Jake Beer, a veteran who served for 36 years in Canada's regular force artillery first came to CNIB eight years ago. Beer has degenerative vision loss due to a combination of cataracts, age-related macular degeneration, and glaucoma. "I can't speak more highly than giving them 100 per cent," Beer says about the service he has received from CNIB. CNIB has provided him with adaptive equipment that helps him to enjoy his life the way that he did before he began losing his vision. He has a portable machine that plays his much loved audio books, and he uses a closed circuit television (CCTV) to help magnify what he reads and writes. "Writing cheques, paying bills, Christmas cards ... without it I just wouldn't be able to handle those things," he says.
CNIB also offers a host of specially designed products such as magnifiers, talking watches and software that enables people with vision loss to use computers and access the internet. For veterans, the costs of many of these products are covered by Veterans Affairs Canada.

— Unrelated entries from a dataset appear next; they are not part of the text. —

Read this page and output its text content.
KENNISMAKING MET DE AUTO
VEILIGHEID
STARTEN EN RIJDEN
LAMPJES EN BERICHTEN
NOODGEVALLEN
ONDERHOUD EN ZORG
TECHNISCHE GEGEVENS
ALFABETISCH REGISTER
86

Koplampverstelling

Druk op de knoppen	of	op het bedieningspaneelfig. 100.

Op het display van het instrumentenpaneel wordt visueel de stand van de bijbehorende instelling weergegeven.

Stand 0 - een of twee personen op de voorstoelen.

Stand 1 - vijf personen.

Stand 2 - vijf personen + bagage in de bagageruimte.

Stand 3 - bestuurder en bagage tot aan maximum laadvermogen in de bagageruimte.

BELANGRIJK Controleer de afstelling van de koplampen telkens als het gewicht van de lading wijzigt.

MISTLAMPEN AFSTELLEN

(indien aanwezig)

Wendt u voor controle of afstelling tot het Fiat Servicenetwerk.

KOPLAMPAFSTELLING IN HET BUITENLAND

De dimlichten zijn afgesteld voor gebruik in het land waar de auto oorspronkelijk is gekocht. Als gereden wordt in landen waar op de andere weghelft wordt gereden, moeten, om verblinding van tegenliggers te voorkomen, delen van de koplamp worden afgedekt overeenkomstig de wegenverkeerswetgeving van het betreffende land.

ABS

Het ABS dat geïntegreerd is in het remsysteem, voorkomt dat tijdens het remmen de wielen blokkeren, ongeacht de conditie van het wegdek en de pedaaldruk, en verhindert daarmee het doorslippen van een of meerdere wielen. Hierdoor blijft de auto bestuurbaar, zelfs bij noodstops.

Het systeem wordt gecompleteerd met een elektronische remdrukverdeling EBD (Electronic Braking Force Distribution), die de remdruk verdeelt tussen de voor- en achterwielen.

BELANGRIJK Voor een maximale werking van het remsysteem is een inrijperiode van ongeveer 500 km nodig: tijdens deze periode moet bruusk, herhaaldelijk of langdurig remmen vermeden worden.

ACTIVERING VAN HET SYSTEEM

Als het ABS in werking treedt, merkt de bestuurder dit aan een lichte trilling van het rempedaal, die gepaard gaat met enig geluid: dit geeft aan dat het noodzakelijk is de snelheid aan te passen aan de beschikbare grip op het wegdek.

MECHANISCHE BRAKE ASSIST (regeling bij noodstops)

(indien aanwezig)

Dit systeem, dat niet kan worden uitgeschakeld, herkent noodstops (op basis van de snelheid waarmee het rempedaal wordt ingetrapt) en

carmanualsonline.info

The CNIB Library offers access to thousands of talking books – on CD or through the online digital library – newspapers, magazines, descriptive videos and more – delivered free to clients homes.
Other programs offer training for safe and independent travel, as well as adaptive techniques for everyday activities such as preparing meals, identifying money and using the phone.
CNIB is a registered charity which receives the majority of its funding through private donations. This enables them to serve the 1 in 38 Canadians living with blindness or partial sight at no cost. Clients like Jake Beer know the value of this service first-hand. "For me personally, I am very very happy with CNIB," he says. "And, for that reason I've been making a donation every year."